Coutts has told WealthBriefing it acted decisively to deal with behaviour of some staff and has urged employees to speak out if such misconduct occurs.
Describing the situation leading up to the bank's investigation three years ago, the WSJ said matters reached a point where some women refused to work with Keogh. In 2015 the bank assigned senior figure Gayle Schumacher to carry out an internal investigation into Keogh’s team of bankers, the newspaper said, citing Coutts documents it said it had seen. Schumacher interviewed 20 Coutts bankers and was told about allegations of inappropriate behaviour by Keogh and other bankers, “including lewd comments, heavy drinking and unwanted physical contact”, the report continued. (Schumacher retired from the bank at the end of 2015.) The information was relayed to Michael Morley, who at the time was chief executive of Coutts in the UK. (He now is head of the UK wealth operation at Deutsche Bank). The WSJ quoted unnamed sources saying that Morley told colleagues and Coutts’ parent bank, Royal Bank of Scotland, that Keogh should leave. There were discussions involving Alison Rose, the RBS head of commercial and private banking, Morley and others, and a decision was made in mid-2015 that Keogh could stay, the WSJ said.
The newspaper said Keogh was disciplined by the bank, such as withholding a bonus, issuing a written warning and assigning a coach. One source quoted by the WSJ said Keogh denied allegations of inappropriate behaviour and accepted disciplinary action without admitting those allegations, another source said.
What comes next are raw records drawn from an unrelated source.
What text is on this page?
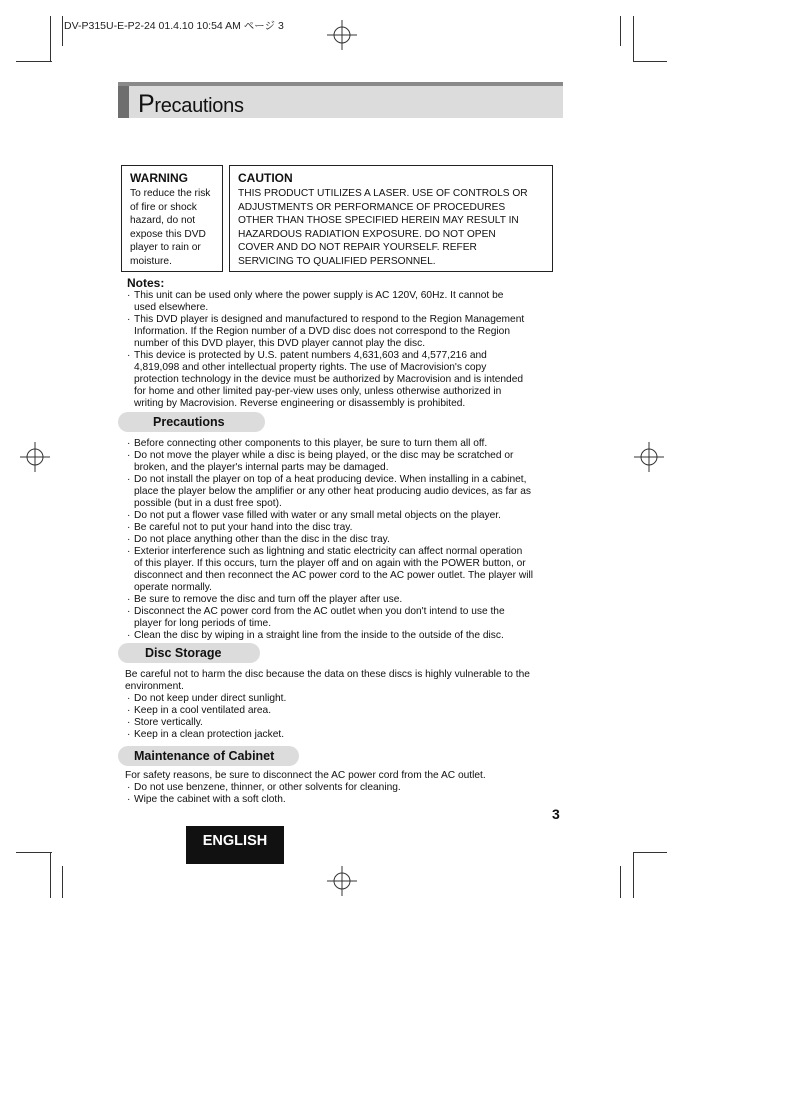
DV-P315U-E-P2-24 01.4.10 10:54 AM ページ 3
Precautions
WARNING

To reduce the risk

of fire or shock

hazard, do not

expose this DVD

player to rain or

moisture.

CAUTION

THIS PRODUCT UTILIZES A LASER. USE OF CONTROLS OR

ADJUSTMENTS OR PERFORMANCE OF PROCEDURES

OTHER THAN THOSE SPECIFIED HEREIN MAY RESULT IN

HAZARDOUS RADIATION EXPOSURE. DO NOT OPEN

COVER AND DO NOT REPAIR YOURSELF. REFER

SERVICING TO QUALIFIED PERSONNEL.

Notes:
· This unit can be used only where the power supply is AC 120V, 60Hz. It cannot be
used elsewhere.
· This DVD player is designed and manufactured to respond to the Region Management
Information. If the Region number of a DVD disc does not correspond to the Region
number of this DVD player, this DVD player cannot play the disc.
· This device is protected by U.S. patent numbers 4,631,603 and 4,577,216 and
4,819,098 and other intellectual property rights. The use of Macrovision's copy
protection technology in the device must be authorized by Macrovision and is intended
for home and other limited pay-per-view uses only, unless otherwise authorized in
writing by Macrovision. Reverse engineering or disassembly is prohibited.
Precautions
· Before connecting other components to this player, be sure to turn them all off.
· Do not move the player while a disc is being played, or the disc may be scratched or
broken, and the player's internal parts may be damaged.
· Do not install the player on top of a heat producing device. When installing in a cabinet,
place the player below the amplifier or any other heat producing audio devices, as far as
possible (but in a dust free spot).
· Do not put a flower vase filled with water or any small metal objects on the player.
· Be careful not to put your hand into the disc tray.
· Do not place anything other than the disc in the disc tray.
· Exterior interference such as lightning and static electricity can affect normal operation
of this player. If this occurs, turn the player off and on again with the POWER button, or
disconnect and then reconnect the AC power cord to the AC power outlet. The player will
operate normally.
· Be sure to remove the disc and turn off the player after use.
· Disconnect the AC power cord from the AC outlet when you don't intend to use the
player for long periods of time.
· Clean the disc by wiping in a straight line from the inside to the outside of the disc.
Disc Storage
Be careful not to harm the disc because the data on these discs is highly vulnerable to the
environment.
· Do not keep under direct sunlight.
· Keep in a cool ventilated area.
· Store vertically.
· Keep in a clean protection jacket.
Maintenance of Cabinet
For safety reasons, be sure to disconnect the AC power cord from the AC outlet.
· Do not use benzene, thinner, or other solvents for cleaning.
· Wipe the cabinet with a soft cloth.
3
ENGLISH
Coutts told WealthBriefing in an email: “We are committed to this being a bank where everyone feels safe at work. Which is why, when allegations of inappropriate behaviour were made in relation to a particular team within the bank in 2015, an investigation was conducted into those concerns. The investigation found that within that team, standards had fallen below what we regarded as acceptable. Decisive disciplinary action was taken as a result. We are committed to ensuring a continued focus on our conduct and culture, and we encourage all employees to speak up where they experience or encounter any behaviour that falls below our standards.”
Keogh declined to comment on the matter, the WSJ report said.
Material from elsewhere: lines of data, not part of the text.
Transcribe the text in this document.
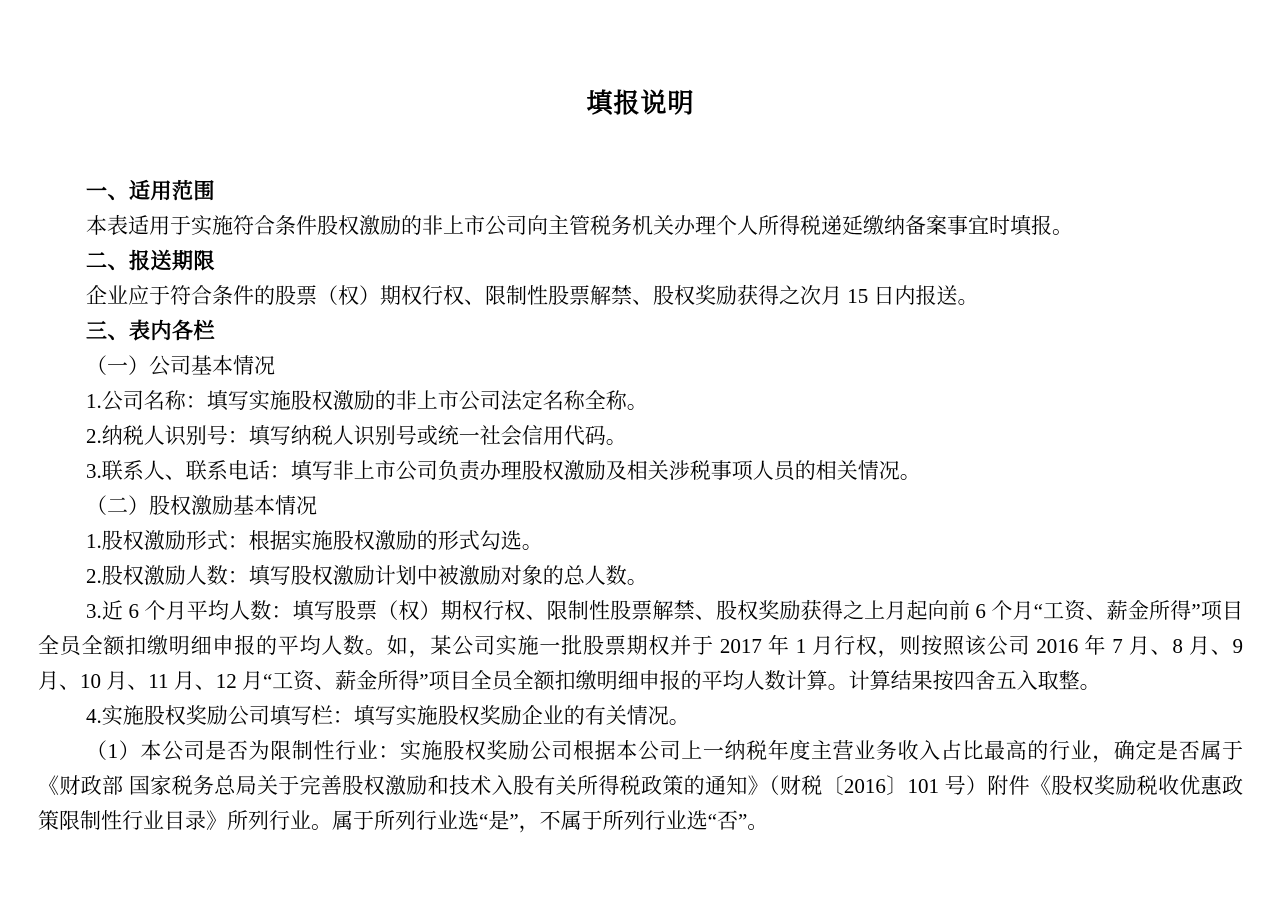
填报说明

一、适用范围

本表适用于实施符合条件股权激励的非上市公司向主管税务机关办理个人所得税递延缴纳备案事宜时填报。

二、报送期限

企业应于符合条件的股票（权）期权行权、限制性股票解禁、股权奖励获得之次月 15 日内报送。

三、表内各栏

（一）公司基本情况

1.公司名称：填写实施股权激励的非上市公司法定名称全称。

2.纳税人识别号：填写纳税人识别号或统一社会信用代码。

3.联系人、联系电话：填写非上市公司负责办理股权激励及相关涉税事项人员的相关情况。

（二）股权激励基本情况

1.股权激励形式：根据实施股权激励的形式勾选。

2.股权激励人数：填写股权激励计划中被激励对象的总人数。

3.近 6 个月平均人数：填写股票（权）期权行权、限制性股票解禁、股权奖励获得之上月起向前 6 个月“工资、薪金所得”项目全员全额扣缴明细申报的平均人数。如，某公司实施一批股票期权并于 2017 年 1 月行权，则按照该公司 2016 年 7 月、8 月、9 月、10 月、11 月、12 月“工资、薪金所得”项目全员全额扣缴明细申报的平均人数计算。计算结果按四舍五入取整。

4.实施股权奖励公司填写栏：填写实施股权奖励企业的有关情况。

（1）本公司是否为限制性行业：实施股权奖励公司根据本公司上一纳税年度主营业务收入占比最高的行业，确定是否属于《财政部 国家税务总局关于完善股权激励和技术入股有关所得税政策的通知》（财税〔2016〕101 号）附件《股权奖励税收优惠政策限制性行业目录》所列行业。属于所列行业选“是”，不属于所列行业选“否”。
The WSJ report did not specify if other bankers at Coutts had been punished for any related matters.
Keogh has been MD at Coutts since January 2010; prior to this, he was MD, private banking, RBS, from January 1999. In 1999, according to his Linkedin profile, he “founded RBS Private Banking incorporating Drummonds and Child & Co following the take-over of NatWest”. He was a MD at RBS from 1995 to 1999, his profile says.
The report comes at a time when, as reported in this publication and elsewhere, issues of how female staff are treated in financial firms is an increasingly sensitive issue, given concerns about gaps in pay and promotion opportunities. A number of industries, as well as the field of politics, have been rocked by stories of alleged misconduct. There are also political issues in play with Coutts and RBS: Coutts, as a venerable bank and known for having the British monarch as its client, has a reputation to guard, while its parent firm is still part-owned by the UK taxpayer since it was bailed out in 2008.
In February 2016 Coutts announced that it had a new chief executive, Peter Flavel, joining from JP Morgan's private bank in Asia.